Unicode conversion of non-breaking hyphens in MS Word
Posted by Jim Brase on 2012-12-11 10:50:00
The USV for the non-breaking hyphen is U+2011. However, if a document is saved in Microsoft Word as 8-bit text, a non-breaking hyphen is represented as 0x1E. This may apply to data created with MS Word in the following situations:
- Data is saved as plain text. (The default in current versions of MS Word is to save data as Unicode text.) I have verified that Word 2010 on a Windows 7 platform will convert a non-breaking hyphen to 0x1E when a document is saved as plain text.
- A document has been created on a pre-Unicode version of MS Word, which would be very old. I believe that such was the type of document that my colleague, who brought this issue to my attention, was working with.

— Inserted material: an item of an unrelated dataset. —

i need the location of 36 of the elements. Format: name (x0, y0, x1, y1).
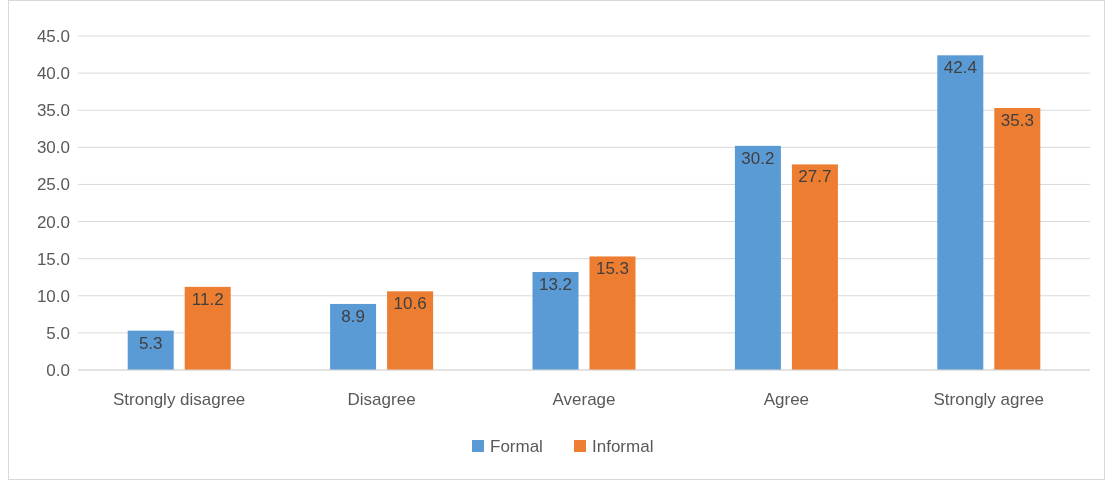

It is not certain how many of our mapping tables recognize 0x1E as a non-breaking hyphen. When I ran a test using the CP1252 converter, it changed a 0x1E to U+001E. This is what one would normally want. But it will not handle 8-bit data from MS Word correctly.

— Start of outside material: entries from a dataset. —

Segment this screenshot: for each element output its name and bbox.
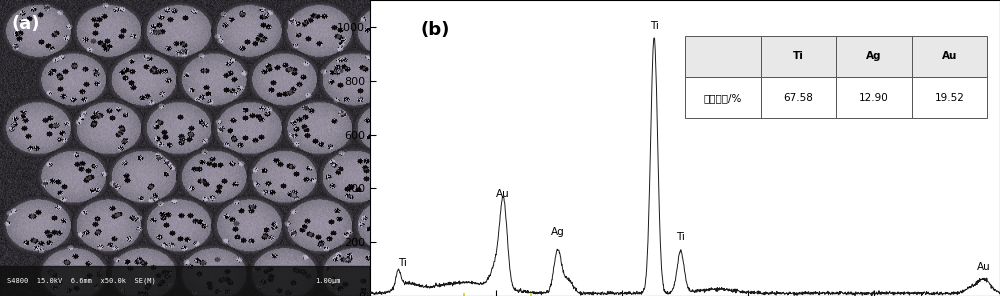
Text: Ti: Ti <box>650 21 659 31</box>
Text: Au: Au <box>977 262 991 272</box>
Text: (b): (b) <box>420 21 450 39</box>
Text: Ti: Ti <box>676 232 685 242</box>
Text: Ti: Ti <box>398 258 407 268</box>
Text: (a): (a) <box>11 15 40 33</box>
Bar <box>0 266 370 296</box>
Text: 1.00μm: 1.00μm <box>315 278 340 284</box>
Text: Ag: Ag <box>551 227 565 237</box>
Text: Au: Au <box>495 189 509 199</box>
Text: S4800  15.0kV  6.6mm  x50.0k  SE(M): S4800 15.0kV 6.6mm x50.0k SE(M) <box>7 278 156 284</box>
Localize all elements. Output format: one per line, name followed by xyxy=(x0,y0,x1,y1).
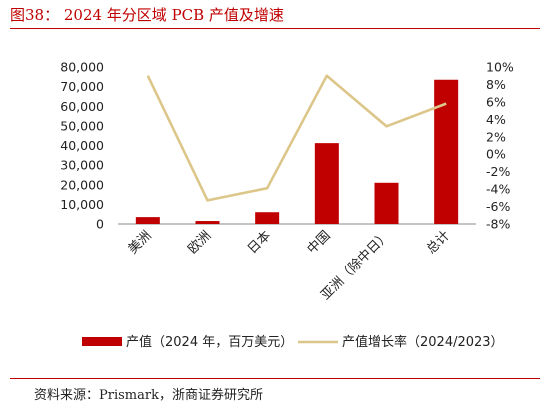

If you have 8-bit data that originated in MS Word which contains 0x1E, and your mapping table converts 0x1E to U+001E, you can handle it in one of the following ways:
- Customize the mapping table to convert 0x1E to U+2011, or:
- Convert that data with the existing mapping table, then use a global 'find and replace' to change U+001E to U+2011, or:
- First use a global 'find and replace' to change 0x1E to an unused ASCII character sequence, such as ^~, which represents a non-breaking hyphen. Then convert the data with an existing map.
If you have converted MS Word data, and hyphens seemed to disappear, or the data was left with seemingly extraneous U+001Es, you should check to see if this is the cause.
It is not clear that all mapping tables should be modified to include the 0x1E > U+2011 change, since this is specific to MS Word 8-bit data, and tables are often used with data from other sources.